Chlorpromazine modulates cytokine expression in the liver and lung after burn injury and endotoxemia.

BACKGROUND: Previous data from our laboratory have demonstrated that alterations in cytokine production occur in the lung and liver as the result of a two-hit model of injury, i.e., burn with subsequent endotoxin administration. The purpose of this study was to determine whether the phenothiazine derivative chlorpromazine would alter cytokine production in a sequential model of injury.

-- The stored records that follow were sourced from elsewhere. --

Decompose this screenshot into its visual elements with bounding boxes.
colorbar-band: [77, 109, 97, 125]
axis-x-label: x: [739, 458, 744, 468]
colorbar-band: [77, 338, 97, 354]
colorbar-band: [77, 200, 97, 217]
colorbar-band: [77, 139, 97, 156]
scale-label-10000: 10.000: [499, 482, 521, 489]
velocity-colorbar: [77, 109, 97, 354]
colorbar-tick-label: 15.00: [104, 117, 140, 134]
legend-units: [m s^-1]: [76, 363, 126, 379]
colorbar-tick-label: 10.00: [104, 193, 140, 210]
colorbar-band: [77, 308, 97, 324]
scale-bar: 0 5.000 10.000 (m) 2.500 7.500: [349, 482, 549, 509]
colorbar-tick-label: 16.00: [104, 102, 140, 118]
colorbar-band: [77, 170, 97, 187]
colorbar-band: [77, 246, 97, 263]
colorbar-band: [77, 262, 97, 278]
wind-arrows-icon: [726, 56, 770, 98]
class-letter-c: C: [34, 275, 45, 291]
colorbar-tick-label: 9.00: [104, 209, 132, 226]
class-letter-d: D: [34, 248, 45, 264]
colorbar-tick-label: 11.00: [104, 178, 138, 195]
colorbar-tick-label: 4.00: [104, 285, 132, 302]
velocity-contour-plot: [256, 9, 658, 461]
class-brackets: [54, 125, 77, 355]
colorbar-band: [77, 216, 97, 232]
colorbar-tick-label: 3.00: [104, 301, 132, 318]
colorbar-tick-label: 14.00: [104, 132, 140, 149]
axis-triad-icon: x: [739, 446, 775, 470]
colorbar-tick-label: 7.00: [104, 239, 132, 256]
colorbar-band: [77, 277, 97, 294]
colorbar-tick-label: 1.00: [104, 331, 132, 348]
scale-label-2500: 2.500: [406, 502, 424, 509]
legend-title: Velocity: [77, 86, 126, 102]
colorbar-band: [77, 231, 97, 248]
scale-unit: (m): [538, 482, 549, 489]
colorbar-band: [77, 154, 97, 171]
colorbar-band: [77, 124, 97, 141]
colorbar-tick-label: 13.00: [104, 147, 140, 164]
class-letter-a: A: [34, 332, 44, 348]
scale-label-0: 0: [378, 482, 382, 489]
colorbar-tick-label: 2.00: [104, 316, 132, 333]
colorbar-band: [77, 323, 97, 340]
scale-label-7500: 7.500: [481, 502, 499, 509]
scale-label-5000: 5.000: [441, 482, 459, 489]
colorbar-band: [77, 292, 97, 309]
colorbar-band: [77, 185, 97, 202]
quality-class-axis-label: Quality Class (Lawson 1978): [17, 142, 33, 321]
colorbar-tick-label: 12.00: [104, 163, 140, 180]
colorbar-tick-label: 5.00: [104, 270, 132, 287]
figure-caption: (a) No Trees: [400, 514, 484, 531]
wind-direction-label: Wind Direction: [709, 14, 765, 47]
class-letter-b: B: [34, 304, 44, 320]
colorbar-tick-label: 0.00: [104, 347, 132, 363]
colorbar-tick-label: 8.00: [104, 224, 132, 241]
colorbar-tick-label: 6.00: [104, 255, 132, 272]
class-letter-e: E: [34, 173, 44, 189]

METHODS: By using a sublethal burn/endotoxemia model, B2D6F1 mice (n = 40) were assigned to two groups and subjected to a 15% full-thickness burn. Three days after burn injury, one group (BURN/ETX) received 2.5 mg/kg Escherichia coli endotoxin intraperitoneally, and the other group (CPZ) received 4 mg/kg chlorpromazine 1 hour before the administration of 2.5 mg/kg E. coli endotoxin intraperitoneally. At selected time points, the animals were killed and lung and liver were removed and processed for protein and total RNA. Northern blots and enzyme-linked immunosorbent assays were used to assess the production of tumor necrosis factor-alpha, macrophage inflammatory protein-1alpha, and interleukin-10.
RESULTS: Chlorpromazine significantly reduced tumor necrosis factor-alpha mRNA and protein expression in the liver. Macrophage inflammatory protein-1alpha mRNA was reduced by chlorpromazine in both liver and lung. Interleukin-10 production was not altered by chlorpromazine.
CONCLUSION: The reduction of tumor necrosis factor-alpha and macrophage inflammatory protein-1alpha by chlorpromazine in the liver and lungs may have potential as a pharmaceutical agent that may dampen the inflammatory response in a model of sequential injury.